Junio: al Sanatorio de San Francisco de Asís. Asombro del médico y de las religiosas. Arrepentido de pedir una inyección. ¡Qué enfermedad más oportuna! La presencia de Dios continua, un problema resuelto

Biografía de ISIDORO ZORZANO LEDESMA. Ingeniero Industrial. (Buenos Aires, 1902-Madrid, 1943) por José Miguel Pero Sanz.

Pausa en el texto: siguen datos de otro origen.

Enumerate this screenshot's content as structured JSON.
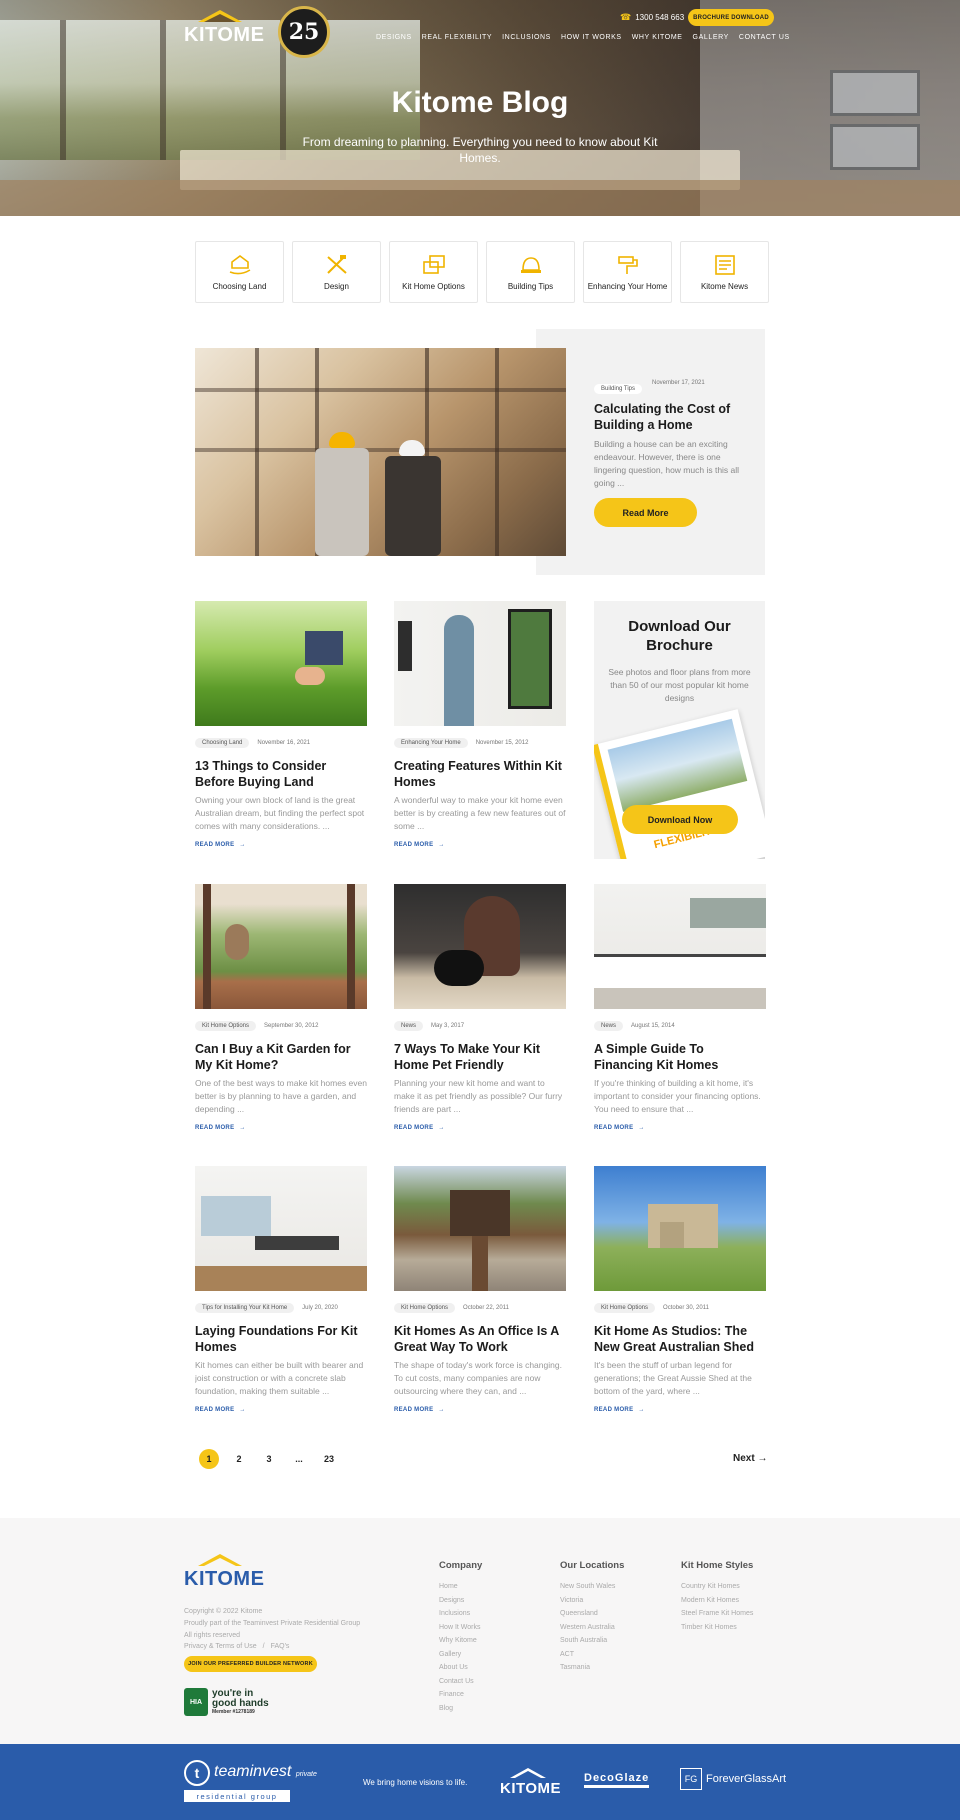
{
  "header": {
    "logo_text": "KITOME",
    "badge_text": "25",
    "phone": "1300 548 663",
    "brochure_button": "BROCHURE DOWNLOAD",
    "nav": [
      "DESIGNS",
      "REAL FLEXIBILITY",
      "INCLUSIONS",
      "HOW IT WORKS",
      "WHY KITOME",
      "GALLERY",
      "CONTACT US"
    ],
    "title": "Kitome Blog",
    "subtitle": "From dreaming to planning. Everything you need to know about Kit Homes."
  },
  "categories": [
    {
      "label": "Choosing Land",
      "icon": "hand-house-icon"
    },
    {
      "label": "Design",
      "icon": "pencil-ruler-icon"
    },
    {
      "label": "Kit Home Options",
      "icon": "kit-boxes-icon"
    },
    {
      "label": "Building Tips",
      "icon": "helmet-icon"
    },
    {
      "label": "Enhancing Your Home",
      "icon": "paint-icon"
    },
    {
      "label": "Kitome News",
      "icon": "newspaper-icon"
    }
  ],
  "featured": {
    "category": "Building Tips",
    "date": "November 17, 2021",
    "title": "Calculating the Cost of Building a Home",
    "excerpt": "Building a house can be an exciting endeavour. However, there is one lingering question, how much is this all going ...",
    "button": "Read More"
  },
  "brochure": {
    "title": "Download Our Brochure",
    "text": "See photos and floor plans from more than 50 of our most popular kit home designs",
    "book_word": "FLEXIBILITY",
    "button": "Download Now"
  },
  "posts": [
    {
      "category": "Choosing Land",
      "date": "November 16, 2021",
      "title": "13 Things to Consider Before Buying Land",
      "excerpt": "Owning your own block of land is the great Australian dream, but finding the perfect spot comes with many considerations. ...",
      "more": "READ MORE"
    },
    {
      "category": "Enhancing Your Home",
      "date": "November 15, 2012",
      "title": "Creating Features Within Kit Homes",
      "excerpt": "A wonderful way to make your kit home even better is by creating a few new features out of some ...",
      "more": "READ MORE"
    },
    {
      "category": "Kit Home Options",
      "date": "September 30, 2012",
      "title": "Can I Buy a Kit Garden for My Kit Home?",
      "excerpt": "One of the best ways to make kit homes even better is by planning to have a garden, and depending ...",
      "more": "READ MORE"
    },
    {
      "category": "News",
      "date": "May 3, 2017",
      "title": "7 Ways To Make Your Kit Home Pet Friendly",
      "excerpt": "Planning your new kit home and want to make it as pet friendly as possible? Our furry friends are part ...",
      "more": "READ MORE"
    },
    {
      "category": "News",
      "date": "August 15, 2014",
      "title": "A Simple Guide To Financing Kit Homes",
      "excerpt": "If you're thinking of building a kit home, it's important to consider your financing options. You need to ensure that ...",
      "more": "READ MORE"
    },
    {
      "category": "Tips for Installing Your Kit Home",
      "date": "July 20, 2020",
      "title": "Laying Foundations For Kit Homes",
      "excerpt": "Kit homes can either be built with bearer and joist construction or with a concrete slab foundation, making them suitable ...",
      "more": "READ MORE"
    },
    {
      "category": "Kit Home Options",
      "date": "October 22, 2011",
      "title": "Kit Homes As An Office Is A Great Way To Work",
      "excerpt": "The shape of today's work force is changing. To cut costs, many companies are now outsourcing where they can, and ...",
      "more": "READ MORE"
    },
    {
      "category": "Kit Home Options",
      "date": "October 30, 2011",
      "title": "Kit Home As Studios: The New Great Australian Shed",
      "excerpt": "It's been the stuff of urban legend for generations; the Great Aussie Shed at the bottom of the yard, where ...",
      "more": "READ MORE"
    }
  ],
  "pagination": {
    "pages": [
      "1",
      "2",
      "3",
      "...",
      "23"
    ],
    "current": "1",
    "next": "Next →"
  },
  "footer": {
    "logo_text": "KITOME",
    "copyright": "Copyright © 2022 Kitome",
    "proudly": "Proudly part of the Teaminvest Private Residential Group",
    "rights": "All rights reserved",
    "privacy": "Privacy & Terms of Use",
    "separator": "/",
    "faqs": "FAQ's",
    "builder_button": "JOIN OUR PREFERRED BUILDER NETWORK",
    "hia_logo": "HIA",
    "hia_line1": "you're in",
    "hia_line2": "good hands",
    "hia_member": "Member #1278189",
    "columns": [
      {
        "title": "Company",
        "items": [
          "Home",
          "Designs",
          "Inclusions",
          "How It Works",
          "Why Kitome",
          "Gallery",
          "About Us",
          "Contact Us",
          "Finance",
          "Blog"
        ]
      },
      {
        "title": "Our Locations",
        "items": [
          "New South Wales",
          "Victoria",
          "Queensland",
          "Western Australia",
          "South Australia",
          "ACT",
          "Tasmania"
        ]
      },
      {
        "title": "Kit Home Styles",
        "items": [
          "Country Kit Homes",
          "Modern Kit Homes",
          "Steel Frame Kit Homes",
          "Timber Kit Homes"
        ]
      }
    ]
  },
  "bottom_bar": {
    "teaminvest": "teaminvest",
    "teaminvest_sub": "private",
    "residential": "residential group",
    "tagline": "We bring home visions to life.",
    "kitome": "KITOME",
    "decoglaze": "DecoGlaze",
    "forever_mark": "FG",
    "forever": "ForeverGlassArt"
  },
  "colors": {
    "accent": "#f5c518",
    "brand_blue": "#2a5caa",
    "link": "#2a5caa"
  }
}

Con los primeros calores, preludio del verano, la estancia en el Sanatorio de San Fernando se hace insoportable. Delapuente, el autor de los cuadros de San Nicolás, recuerda una visita a Zorzano: su cuarto «era un horno, porque [la clínica] era un hotelito de dos plantas y estaba en la planta de arriba y le daba el sol todo el día. El pobre estaba dándose aire con una tapa de caja de zapatos y no se quejaba ni decía palabra». A Isidoro, señala otro, «todo le parecía bien; todo lo aceptaba con alegría [...]. Siempre la habitación que le daban reunía para él las mejores condiciones: la una porque era soleada, la otra por espaciosa, etcétera. Lo mismo con los sanatorios: en el primero le trataban muy bien. [...] Y luego, cuando estuvo en el otro, igualmente todo lo elogiaba y además reconocía la conveniencia del traslado».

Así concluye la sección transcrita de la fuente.